Полина опустила голову и промолчала.
– И что было дальше? – сочувственно поинтересовалась у Кати цыганка.
– А что дальше… а дальше я с горя напилась и в петлю полезла, – сдавленным голосом ответила Катя. – Соседи, дураки, вытащили меня из петли. И сразу меня сюда привезли. Так я попала в дурку в первый раз.
– Но несмотря ни на что ты ведь была нужна своим детям! Как ты могла? – сурово высказалась Наташа.
– Наверное, – вздохнула Лялька. – Но вы же сами хорошо знаете, что в тот момент не думаешь ни о чем, кроме одного… Как покончить со всем одним махом.
– Так ты в первый раз подвесилась? – вставила свой вопрос Вера, понимающе кивая головой.
– Да, – просто ответила Лялькина. – И это был первый раз, когда я решила не жить.
– А что, был и второй? – спросила Полина.
– Второй раз я порезалась по пьяни, когда Ванька ушел от меня. А третий раз был тогда, когда я с ментами в магазине сцепилась. Я просто была в каком-то бреду, в неадеквате.
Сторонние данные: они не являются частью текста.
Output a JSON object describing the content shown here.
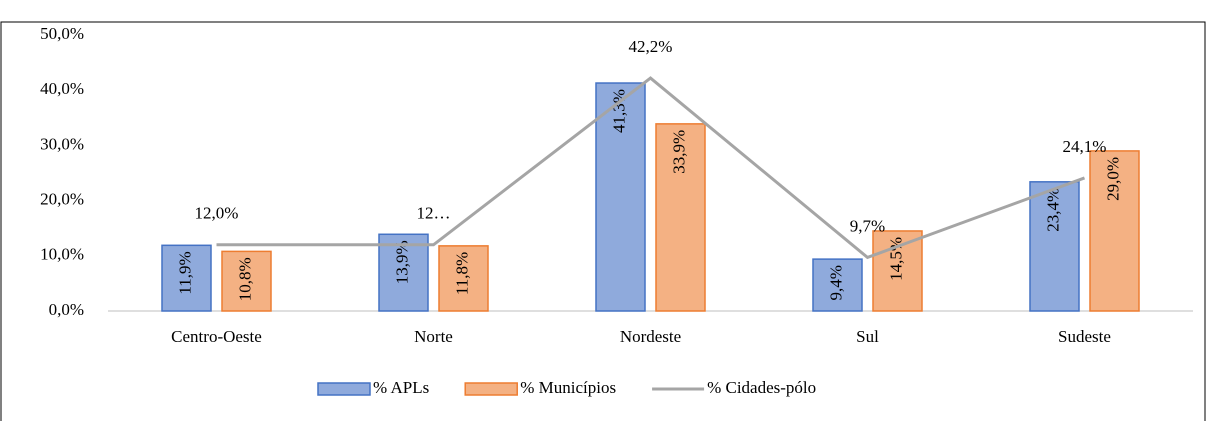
{
  "chart_data": {
    "type": "bar_line",
    "categories": [
      "Centro-Oeste",
      "Norte",
      "Nordeste",
      "Sul",
      "Sudeste"
    ],
    "series": [
      {
        "name": "% APLs",
        "type": "bar",
        "color": "#8faadc",
        "border": "#4472c4",
        "values": [
          11.9,
          13.9,
          41.3,
          9.4,
          23.4
        ],
        "value_labels": [
          "11,9%",
          "13,9%",
          "41,3%",
          "9,4%",
          "23,4%"
        ]
      },
      {
        "name": "% Municípios",
        "type": "bar",
        "color": "#f4b183",
        "border": "#ed7d31",
        "values": [
          10.8,
          11.8,
          33.9,
          14.5,
          29.0
        ],
        "value_labels": [
          "10,8%",
          "11,8%",
          "33,9%",
          "14,5%",
          "29,0%"
        ]
      },
      {
        "name": "% Cidades-pólo",
        "type": "line",
        "color": "#a5a5a5",
        "values": [
          12.0,
          12.0,
          42.2,
          9.7,
          24.1
        ],
        "value_labels": [
          "12,0%",
          "12…",
          "42,2%",
          "9,7%",
          "24,1%"
        ]
      }
    ],
    "ylim": [
      0,
      50
    ],
    "yticks": [
      {
        "value": 0,
        "label": "0,0%"
      },
      {
        "value": 10,
        "label": "10,0%"
      },
      {
        "value": 20,
        "label": "20,0%"
      },
      {
        "value": 30,
        "label": "30,0%"
      },
      {
        "value": 40,
        "label": "40,0%"
      },
      {
        "value": 50,
        "label": "50,0%"
      }
    ],
    "legend": "bottom"
  }
}
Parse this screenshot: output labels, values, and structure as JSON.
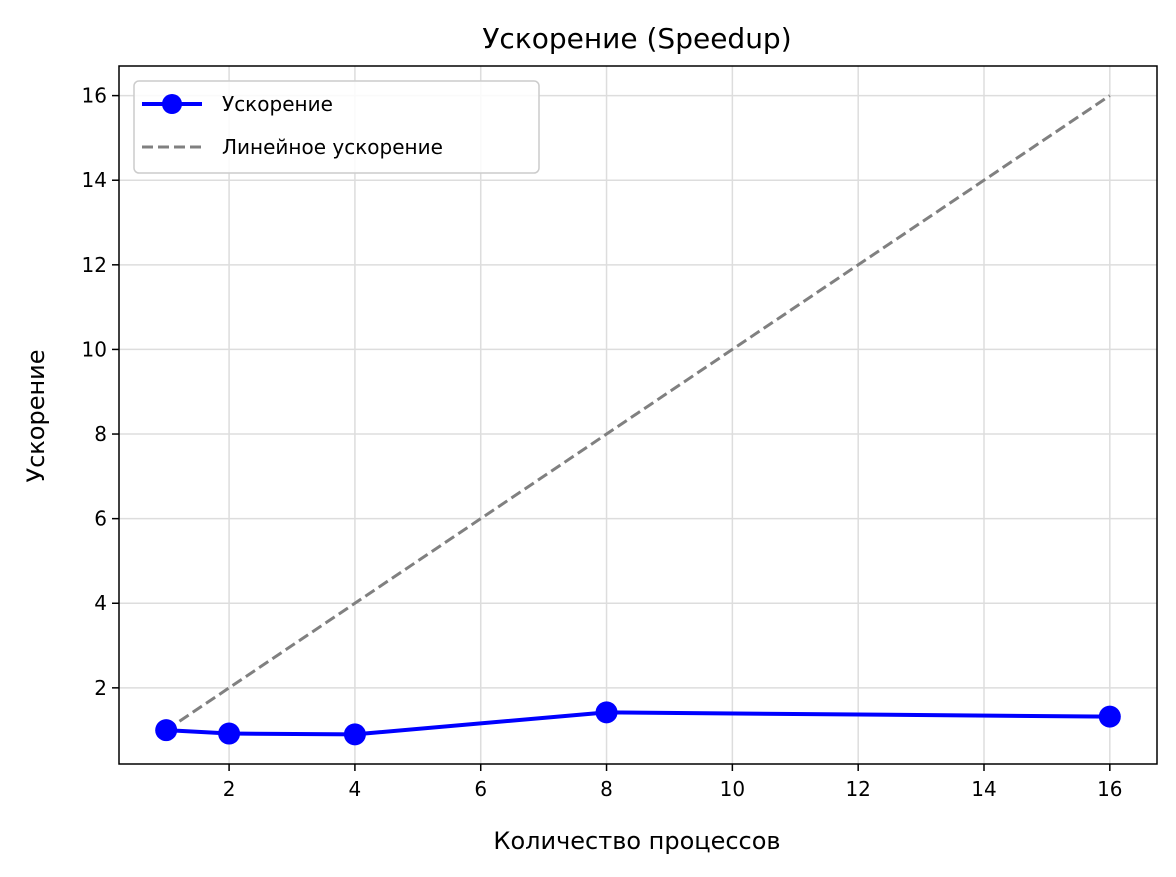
{
  "chart_data": {
    "type": "line",
    "title": "Ускорение (Speedup)",
    "xlabel": "Количество процессов",
    "ylabel": "Ускорение",
    "xlim": [
      0.25,
      16.75
    ],
    "ylim": [
      0.2,
      16.7
    ],
    "xticks": [
      2,
      4,
      6,
      8,
      10,
      12,
      14,
      16
    ],
    "yticks": [
      2,
      4,
      6,
      8,
      10,
      12,
      14,
      16
    ],
    "grid": true,
    "legend_position": "top-left",
    "series": [
      {
        "name": "Ускорение",
        "style": "solid-markers",
        "color": "#0000ff",
        "points": [
          {
            "x": 1,
            "y": 1.0
          },
          {
            "x": 2,
            "y": 0.92
          },
          {
            "x": 4,
            "y": 0.9
          },
          {
            "x": 8,
            "y": 1.42
          },
          {
            "x": 16,
            "y": 1.32
          }
        ]
      },
      {
        "name": "Линейное ускорение",
        "style": "dashed",
        "color": "#808080",
        "points": [
          {
            "x": 1,
            "y": 1
          },
          {
            "x": 16,
            "y": 16
          }
        ]
      }
    ]
  }
}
Я схватила бутылку с полки, разбила ее и полоснула по венам на глазах у людей.
– Да… жизнь еще та сука! – тихонько всхлипнула рыженькая Светлана. – Как же, Ляля, мне жалко тебя. Как представлю эту картину, так всю меня дрожь пробирает.
– А я вот всегда говорю, что если хочешь подчехлиться – ничего не покупай в стеклянной таре, а то неровен час и порезаться можно, – со знанием дела выдала Вера Нежина. – Я все покупаю в пластике или пакетах.
– И бырло? – хихикнула Оксана.
– Нет, бырло покупаю только в пакетах, а если в стекле, то переливаю сразу по чашкам. Чашки жалко разбивать, – поделилась опытом Вера.
– Угу. Согласна, – кивнула головой цыганка.
– Но ведь детей могли отдать твоему мужу, – глухо произнесла Наташа и ее глаза наполнились слезами.
– А на хрен ему дети? – лицо Кати исказилось гневом. – Он, скотина, к тому времени со своей новой женой родил двойню. И соседи по площадке оказались редкостными сволочами. Они начали разносить обо мне сплетни по району: мол и шлюха я, и алкоголичка, бомжей и всякую шваль таскаю в квартиру и порядочным людям спать не даю после тяжелого трудового дня. Суки! А это не шваль, а мои друзья!
– Нет, милая, это не друзья, это собутыльники, – как от озноба передернула плечами Анна Марковна. – И знаешь, Антон Чехов как-то сказал: «Водка белая, но красит нос и чернит репутацию». Вот отсюда все твои проблемы, милая. От водки.
– А я водку не пью, – развязно ответила Катя и подмигнула Вере. – Я разгоняюсь в основном бырлом и пивасиком. На водяру-то денег нет.
– Не в том дело, что ты пьешь. А сколько и как часто, – вздохнула Философиня. – Я вот вообще ничего не пью.
– Ну, уважаемая, у всех есть свои недостатки, – засмеялась Вера. – У меня вон один глаз стеклянный, Надька ничего не помнит, а Анька вихрастая все мандариновые корки грызет. И ничего… живем как-то.
Власова проигнорировала слова Веры и покачала головой:
– Но вот, Катя, чего я не могу понять так это то, почему твои родители не помогали тебе? Где они были все это время? Неужели им была безразлична твоя судьба?
– Да нет у меня родителей! – с горечью воскликнула Ляля. – Мамы на этом свете нет давно. Отец пропал где-то. А брату я до фонаря. Но маму я часто вспоминаю и иногда разговариваю с ней. Если бы она была жива, то, наверное, ничего бы этого не было. А хотите, девки, я вам свои стихи почитаю? За эти годы я целых три тетради толстых исписала. Хотите про маму?
– Да. Давай. Почитай, – разнеслось по палате.
– «Открываю глаза, и опять я одна.
И в ответ я слышу слова:
Эта девочка – сирота.
Ненавижу я, мама, эти слова…»
Лялька читала стихи медленно, нараспев, раскачиваясь из стороны в сторону. Женщины внимательно слушали и думали по-разному. Власова без осуждения констатировала: «Дрянные и слезливые стишки. Как же алкоголички любят на жалость давить». Вера тихо и мечтательно вздыхала: «Какие душевные и красивые строки. Прям душу переворачивает». А маленькая Оксана неожиданно расстроилась: «А я вот свою маму почти не помню. Какие клевые стихи. Почти как в песне».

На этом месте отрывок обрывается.